Trump Rally by Ted Eytan from Washington, DC, USA |
Let us assume this examination would reveal exactly what the Election Infrastructure Government Coordinating Council has said of the election as a whole. Let us assume it confirms what Georgia Secretary of State Brad Raffensperger has told the world about the Georgia election and its associated recounts, and what the Michigan, Pennsylvania, and Arizona government officials had to say. Assume our imaginary audit shows each Trump supporter why American state and federal courts have rejected thirty-eight lawsuits by the Trump campaign and layers aligned with him.
How many of the Trump supporters who have refused to accept the election results would change their minds? How many of the protestors chanting "stop the steal" would, if presented with irrefutable proof no corruption or tampering sufficient to tip the election results had taken place, change their minds, still their protests, and accept Joe Biden as their president?
Ballot Box, by Jami430 |
Listening to just a few interviews with Trump supporters, however, will disabuse anyone of any expectation all, or perhaps even a majority of the Trump supporters we see denying the election's validity will ever accept the results, whatever the evidence. The reasons seem to fall into three categories: a perceived existential need for a Trump victory, an inability to comprehend President-elect Biden's appeal, and a conviction perceived media unfairness somehow vitiates the election results.
Interviews with the die-hard Trump supporters arriving in Washington before the last stand of Trump and his backers at the capitol on January 6 suggest the sentiments expressed in the article "The flight 93 election" have not dissipated much. Demonstrating the security and integrity of the election will not reconcile people to results they fear will lead to their extinction, or to people who cannot comprehend the choices voters made to elect Joe Biden.
Some Republican politicians who strove to overturn, or at least delay, the election results, appealed to the distrust of the recent election Trump voters had expressed, and claimed they only wanted further investigation. After three months of recounts and investigations in which Trump's advocates had wide access to the courts and the cooperation of multiple secretaries of state, it did not make a lot of sense to call for further investigation. After the events of the afternoon of January 6, it made even less sense. Any idea the extreme partisans of the "stop the steal" movement would yield to further investigation, when the most basic considerations of the rule of law did not restrain them, has, to put it mildly, little credibility.

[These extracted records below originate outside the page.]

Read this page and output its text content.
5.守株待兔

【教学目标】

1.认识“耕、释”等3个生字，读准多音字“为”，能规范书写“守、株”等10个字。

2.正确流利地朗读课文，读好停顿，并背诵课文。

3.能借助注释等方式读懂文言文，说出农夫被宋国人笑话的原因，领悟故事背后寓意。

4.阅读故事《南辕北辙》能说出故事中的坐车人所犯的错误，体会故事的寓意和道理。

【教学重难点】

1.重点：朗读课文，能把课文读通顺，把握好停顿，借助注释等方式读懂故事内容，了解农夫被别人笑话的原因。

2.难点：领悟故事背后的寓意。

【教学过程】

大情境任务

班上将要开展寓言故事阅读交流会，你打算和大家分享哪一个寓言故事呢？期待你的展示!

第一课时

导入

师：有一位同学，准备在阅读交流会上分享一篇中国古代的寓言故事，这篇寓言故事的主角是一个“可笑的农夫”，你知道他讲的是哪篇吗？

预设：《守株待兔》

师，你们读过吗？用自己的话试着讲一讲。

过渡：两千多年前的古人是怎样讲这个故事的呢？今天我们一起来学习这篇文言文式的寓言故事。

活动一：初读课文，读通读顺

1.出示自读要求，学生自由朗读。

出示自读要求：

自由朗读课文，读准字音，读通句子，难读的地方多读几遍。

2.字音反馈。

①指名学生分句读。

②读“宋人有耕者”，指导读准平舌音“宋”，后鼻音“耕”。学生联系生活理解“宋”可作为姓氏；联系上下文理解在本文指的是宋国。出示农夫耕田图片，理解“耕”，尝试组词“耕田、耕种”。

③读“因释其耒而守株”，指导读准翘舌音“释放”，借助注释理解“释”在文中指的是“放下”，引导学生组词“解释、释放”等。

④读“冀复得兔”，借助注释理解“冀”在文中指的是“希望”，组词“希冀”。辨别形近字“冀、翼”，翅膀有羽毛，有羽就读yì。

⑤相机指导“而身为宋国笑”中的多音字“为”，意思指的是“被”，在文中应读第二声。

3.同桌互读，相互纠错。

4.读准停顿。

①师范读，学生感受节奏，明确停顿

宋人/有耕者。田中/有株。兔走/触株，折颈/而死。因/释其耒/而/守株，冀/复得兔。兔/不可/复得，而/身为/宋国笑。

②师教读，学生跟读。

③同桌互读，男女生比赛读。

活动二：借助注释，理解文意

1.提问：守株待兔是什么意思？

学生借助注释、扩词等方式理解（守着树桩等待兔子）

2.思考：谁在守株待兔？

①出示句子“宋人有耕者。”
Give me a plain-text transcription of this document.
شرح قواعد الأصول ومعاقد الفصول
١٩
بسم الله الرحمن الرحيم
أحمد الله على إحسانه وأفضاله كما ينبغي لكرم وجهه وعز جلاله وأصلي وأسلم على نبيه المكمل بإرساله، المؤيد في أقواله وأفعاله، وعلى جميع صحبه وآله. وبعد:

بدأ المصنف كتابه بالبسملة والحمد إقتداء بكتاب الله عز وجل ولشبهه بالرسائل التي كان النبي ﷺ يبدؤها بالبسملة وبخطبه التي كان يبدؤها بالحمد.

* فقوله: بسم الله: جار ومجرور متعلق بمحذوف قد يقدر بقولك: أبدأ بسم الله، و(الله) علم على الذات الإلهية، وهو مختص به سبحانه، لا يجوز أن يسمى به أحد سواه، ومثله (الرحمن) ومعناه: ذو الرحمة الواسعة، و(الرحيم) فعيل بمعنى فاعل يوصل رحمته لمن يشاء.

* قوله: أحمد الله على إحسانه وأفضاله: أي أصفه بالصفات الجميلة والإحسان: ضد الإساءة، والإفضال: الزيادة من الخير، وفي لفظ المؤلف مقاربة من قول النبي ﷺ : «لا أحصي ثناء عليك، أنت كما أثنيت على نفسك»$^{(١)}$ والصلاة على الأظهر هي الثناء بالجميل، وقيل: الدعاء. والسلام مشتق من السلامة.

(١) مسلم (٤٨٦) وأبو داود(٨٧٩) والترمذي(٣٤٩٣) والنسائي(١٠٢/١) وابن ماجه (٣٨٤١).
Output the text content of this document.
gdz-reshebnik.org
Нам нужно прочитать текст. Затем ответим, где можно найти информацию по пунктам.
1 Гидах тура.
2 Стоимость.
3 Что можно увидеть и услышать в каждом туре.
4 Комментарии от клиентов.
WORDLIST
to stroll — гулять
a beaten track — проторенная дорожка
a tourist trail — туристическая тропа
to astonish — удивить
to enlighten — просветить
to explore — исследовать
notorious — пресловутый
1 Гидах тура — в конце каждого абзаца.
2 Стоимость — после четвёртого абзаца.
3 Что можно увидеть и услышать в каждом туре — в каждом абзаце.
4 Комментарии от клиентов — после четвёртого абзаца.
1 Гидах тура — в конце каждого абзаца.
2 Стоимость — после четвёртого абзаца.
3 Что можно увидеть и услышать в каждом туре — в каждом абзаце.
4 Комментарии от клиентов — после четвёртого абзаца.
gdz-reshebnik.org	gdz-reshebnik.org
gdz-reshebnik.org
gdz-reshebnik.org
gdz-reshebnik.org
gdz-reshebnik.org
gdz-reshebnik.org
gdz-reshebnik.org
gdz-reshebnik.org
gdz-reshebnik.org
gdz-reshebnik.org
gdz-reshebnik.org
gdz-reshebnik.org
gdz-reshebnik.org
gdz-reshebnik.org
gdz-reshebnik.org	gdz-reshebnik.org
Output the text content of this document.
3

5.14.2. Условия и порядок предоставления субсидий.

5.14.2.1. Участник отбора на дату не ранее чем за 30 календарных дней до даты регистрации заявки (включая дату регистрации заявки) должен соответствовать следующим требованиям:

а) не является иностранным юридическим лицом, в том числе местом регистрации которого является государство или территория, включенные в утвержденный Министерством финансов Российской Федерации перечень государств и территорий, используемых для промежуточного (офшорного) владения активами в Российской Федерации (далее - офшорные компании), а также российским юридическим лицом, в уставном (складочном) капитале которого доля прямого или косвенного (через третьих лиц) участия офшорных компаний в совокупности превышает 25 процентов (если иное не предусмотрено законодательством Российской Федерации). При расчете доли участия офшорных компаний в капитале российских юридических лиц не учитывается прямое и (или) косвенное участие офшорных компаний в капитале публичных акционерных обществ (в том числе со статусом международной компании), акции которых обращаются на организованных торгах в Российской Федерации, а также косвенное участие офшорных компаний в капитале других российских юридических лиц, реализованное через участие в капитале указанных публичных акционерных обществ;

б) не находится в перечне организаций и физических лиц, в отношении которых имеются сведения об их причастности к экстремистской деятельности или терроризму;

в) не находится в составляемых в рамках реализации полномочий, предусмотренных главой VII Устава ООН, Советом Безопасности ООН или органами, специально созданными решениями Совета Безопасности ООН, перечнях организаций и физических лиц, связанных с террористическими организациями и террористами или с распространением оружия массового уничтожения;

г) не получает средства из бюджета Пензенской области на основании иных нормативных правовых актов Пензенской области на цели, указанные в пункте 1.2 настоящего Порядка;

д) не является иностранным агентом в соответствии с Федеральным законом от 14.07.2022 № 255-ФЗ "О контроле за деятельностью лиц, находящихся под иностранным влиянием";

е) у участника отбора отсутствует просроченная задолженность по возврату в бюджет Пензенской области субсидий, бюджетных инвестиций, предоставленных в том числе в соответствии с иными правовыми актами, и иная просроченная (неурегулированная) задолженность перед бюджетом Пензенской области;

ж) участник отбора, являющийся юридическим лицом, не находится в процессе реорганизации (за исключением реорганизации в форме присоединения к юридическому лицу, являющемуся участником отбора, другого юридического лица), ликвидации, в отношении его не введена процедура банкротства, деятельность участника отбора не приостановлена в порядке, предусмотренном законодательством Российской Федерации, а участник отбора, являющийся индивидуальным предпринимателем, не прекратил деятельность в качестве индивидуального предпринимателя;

Political dislocation can attract people with highly unrealistic views of the world, and certainly the nightmare visions of the so-called "Q-anon" movement attract people predisposed to grandiose explanations for the ordinary. Mr. Trump's misleading rhetoric and pathological refusal to accept either responsibility or defeat fits a world view oriented to fantasy all too well. All that said, it makes sense to look for the method in the madness. A path, however tenuous and convoluted, very frequently exists between the shadows we fear, and very real changes and challenges in our lives.
Some protestors who screamed the election of Joe Biden was a fraud have done so because they identified with Donald Trump's wounded ego. Others perhaps have built a fantasy body politic and are now trying to live in it. The claims of fraud, however, have the potential to serve a different and sinister purpose: they lay down a marker against the Democratic Party's stated intention to renew the voting rights act. The violence on display at the American capitol, and levied earlier against a young man in Georgia who took a temporary job working on the election and had a mob threaten to hang him for treason, the harassment of officials high and low, including two United States senators; these have the potential to act as a brake on the push towards more fair and open voting in the United States.
At least some of the people who stormed the United States Capitol almost certainly know the portion of the American population with white privilege will inevitably dwindle from a majority to a plurality in twenty five years. Long before that, multi-racial coalitions built around policies genuinely acceptable to everyone, from the descendants of slaves to the most recent immigrant and refugee, will enjoy a decisive advantage in electoral politics throughout most of the United States. Plenty of conservatives regard this development with what appears, from their behaviour, as an existential dread. In this context, the specific form the violence marking the last year of the Trump presidency has taken makes a kind of sense.
I am an outsider, but I will take the liberty to point out an approach to dealing with senseless violence: act without fear and according to principle. Neither fail to do the right thing on account of threats, nor dismiss the concerns of those who resort to threats if these concerns have a valid argument supporting them. In this case, I would suggest perhaps a revitalized voting rights act could contain measures, in the form of standards and supports for election security, to prevent all forms of election tampering: both the form, all too common in the United States, consisting of preventing qualified voters from casting ballots, and the far less common forms of fraud: dead or nonexistent voters casting votes. Election security should never act as an excuse to block access to the ballot box for legitimate voters.